Alphabetising German text is not as simple as a plain Unicode sort, because the umlauts ä, ö, ü and the sharp-s ß have no fixed position in the basic Latin order. Germany’s DIN 5007 standard defines two accepted rules, and which one is correct depends on whether you are building a dictionary or a name index. This tool applies either rule to a list you paste in.
How it works
Before comparing two words, each is transformed into a sort key in lowercase, then the umlauts are replaced according to the chosen rule:
DIN 5007-1 (dictionary) ä → a ö → o ü → u ß → ss
DIN 5007-2 (phone book) ä → ae ö → oe ü → ue ß → ss
The keys are then compared character by character. When two keys are equal — for example Müller and Muller both reduce to muller under DIN 5007-1 — the original spellings are used as a stable tie-break so the order stays deterministic.
Which rule to use
Use DIN 5007-1 for glossaries, dictionaries and indexes where you want Apfel and Äpfel to sit next to one another. Use DIN 5007-2 for telephone directories, customer lists and any roster of surnames, because it keeps umlaut spellings (Müller) and their ASCII variants (Mueller) collated together, which matters when people may have registered either form.
Side-by-side comparison example
Given the names Müller, Mueller, Muller and Maier:
| Position | DIN 5007-1 (dictionary) | DIN 5007-2 (phone book) |
|---|---|---|
| 1 | Maier | Maier |
| 2 | Muller | Mueller |
| 3 | Müller | Müller |
| 4 | Mueller | Muller |
Under DIN 5007-1 the umlaut ü counts as plain u, so Müller and Muller sort together, with Mueller (ue) trailing. Under DIN 5007-2 the umlaut ü expands to ue, pulling Mueller and Müller into the same neighbourhood — which is why phone directories use this rule. Both rules treat ß identically to ss everywhere, so Straße and Strasse always collate at the same position.
Why plain Unicode sort fails for German
A naive Unicode sort places all characters with diacritics (ä, ö, ü, ß) either before a or after z depending on their code points — producing results no German reader would recognise as correct. For example a plain sort might put ähnlich at the very start of the alphabet rather than near ahnlich. DIN 5007 rules prevent this and are the standard used in German publishing and public directories.
Edge cases to know
- Capital umlauts (Ä, Ö, Ü, ẞ) are normalised the same way as their lowercase equivalents for sorting purposes.

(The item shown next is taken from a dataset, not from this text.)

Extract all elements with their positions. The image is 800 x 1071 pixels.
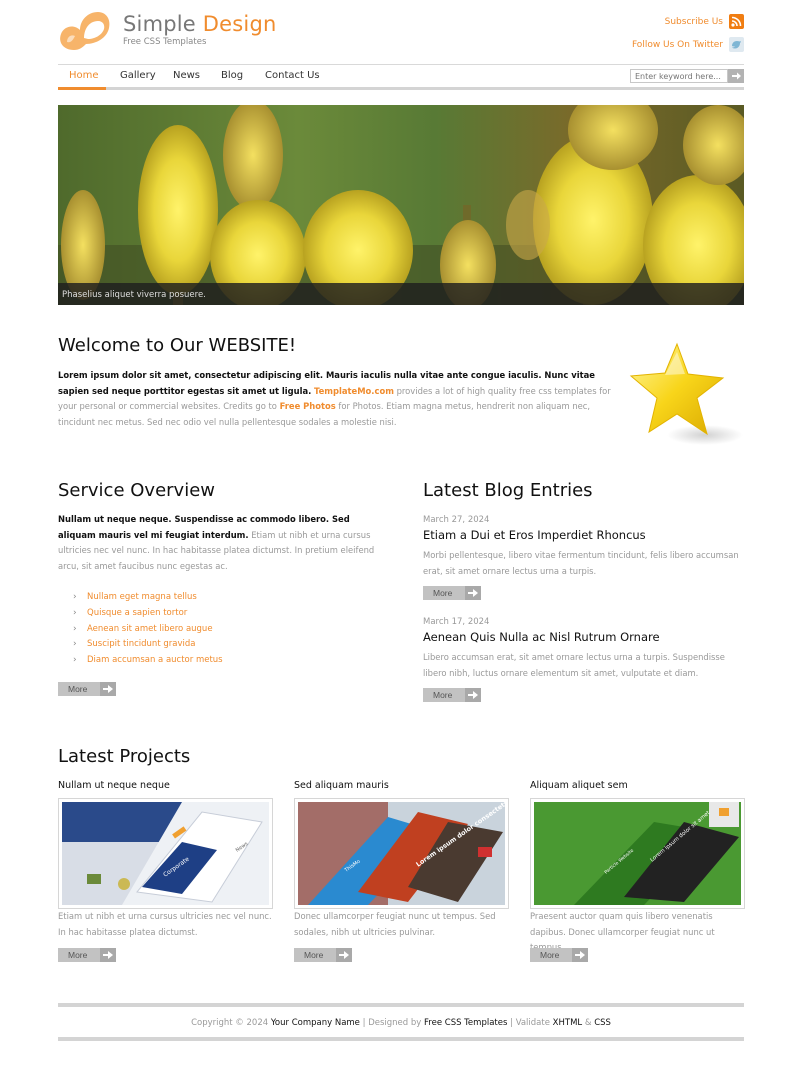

- Ligatures and compound particles like
von,von der, anddein German surnames are sometimes stripped for sorting in genealogical records, but that logic is not applied here — the name is sorted as entered. - Numbers and punctuation sort before letters in Unicode order; items beginning with a digit will appear first unless you strip them before pasting.